The Islamist coalition which controls Mogadishu is spreading their territorial control – South Africa’s Independent reports that the coalition seized Beletweyne, a key town north of areas they currently control. Beletweyne may be a stepping stone towards Galkaayo in Puntland, a functionally autonomous region allied with the largely powerless secular government based in Baidoa. It’s also very close to the Ethiopian border, a situation which likely makes the Zenawi government very nervous. The Ethiopian government announced that they’d captured and killed 13 rebels affiliated with the Ogaden National Liberation Front, allegedly armed by Somali Islamists and Eritreans.
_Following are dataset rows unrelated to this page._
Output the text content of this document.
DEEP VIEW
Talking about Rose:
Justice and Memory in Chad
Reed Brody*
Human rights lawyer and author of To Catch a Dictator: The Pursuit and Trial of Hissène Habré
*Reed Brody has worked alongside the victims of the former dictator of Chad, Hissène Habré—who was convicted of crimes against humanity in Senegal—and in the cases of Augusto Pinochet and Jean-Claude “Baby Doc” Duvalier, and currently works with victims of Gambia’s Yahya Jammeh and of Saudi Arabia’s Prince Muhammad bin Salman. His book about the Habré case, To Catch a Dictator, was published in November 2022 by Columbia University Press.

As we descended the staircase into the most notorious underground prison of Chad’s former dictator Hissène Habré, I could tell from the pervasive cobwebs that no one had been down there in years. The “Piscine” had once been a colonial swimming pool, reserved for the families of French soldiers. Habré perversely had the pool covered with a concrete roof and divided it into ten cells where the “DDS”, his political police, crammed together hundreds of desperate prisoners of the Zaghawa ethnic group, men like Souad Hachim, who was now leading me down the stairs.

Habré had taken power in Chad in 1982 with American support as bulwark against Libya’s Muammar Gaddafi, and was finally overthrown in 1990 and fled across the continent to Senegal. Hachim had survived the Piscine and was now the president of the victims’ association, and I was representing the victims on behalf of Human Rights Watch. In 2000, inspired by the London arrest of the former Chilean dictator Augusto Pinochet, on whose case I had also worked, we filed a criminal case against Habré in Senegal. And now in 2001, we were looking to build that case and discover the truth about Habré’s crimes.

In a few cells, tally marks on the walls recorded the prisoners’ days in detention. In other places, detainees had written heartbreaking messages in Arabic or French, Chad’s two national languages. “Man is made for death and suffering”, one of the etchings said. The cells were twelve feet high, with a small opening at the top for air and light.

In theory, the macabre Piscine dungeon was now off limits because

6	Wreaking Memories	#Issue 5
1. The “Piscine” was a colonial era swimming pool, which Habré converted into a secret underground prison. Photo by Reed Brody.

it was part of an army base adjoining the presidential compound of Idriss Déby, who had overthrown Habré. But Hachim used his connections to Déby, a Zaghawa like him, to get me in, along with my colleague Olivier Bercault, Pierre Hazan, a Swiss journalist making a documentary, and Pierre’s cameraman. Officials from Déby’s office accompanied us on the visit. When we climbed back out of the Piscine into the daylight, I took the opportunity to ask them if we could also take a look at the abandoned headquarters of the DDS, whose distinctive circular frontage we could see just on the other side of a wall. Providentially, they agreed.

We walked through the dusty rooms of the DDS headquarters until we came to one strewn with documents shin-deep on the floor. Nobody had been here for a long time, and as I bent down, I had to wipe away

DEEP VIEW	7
Image from an article on CulturalOrientation.net
The International Crisis Group, which has a pretty good track record of alerting the wider world to potentially explosive conflicts, is warning that the Somalia standoff could erupt into regional conflict. An Islamist invasion of Baidoa, the only stronghold of the secular government, would likely provoke further incursions from Ethiopian troops, which might pull Eritrea into a regional war as well. Their report, “Can the Somali Crisis Be Contained?” suggests that the answer is “Nope, not without lots of diplomacy and international cooperation.” Unfortunately, international cooperation is in short supply lately – I’m not sure there’s any to spare in the Middle East, never mind in the Horn of Africa.
The Economist has an excellent, thoughtful article that helps contextualize the conflict in Somalia, setting it against a backdrop of population explosion, food insecurity, migration, easily available small arms, as well as religious tensions. For those less interested in all the subtleties, there’s always CNN and AP, which are portraying the situation in terms of “holy war”, with provocative photos of Islamist Somali leaders with guns. The story reports that the Union of Islamic courts is urging solidarity with Lebanon… though it’s unclear just what that would mean in terms of the local conflict.
Conflicts create refugees, and IRIN warns that refugees are trickling into Kenya, joining camps that already house tens of thousands of Somalis. Should the conflict expand, one can expect trickle of refugees currently coming to Kenya to expand into a stream.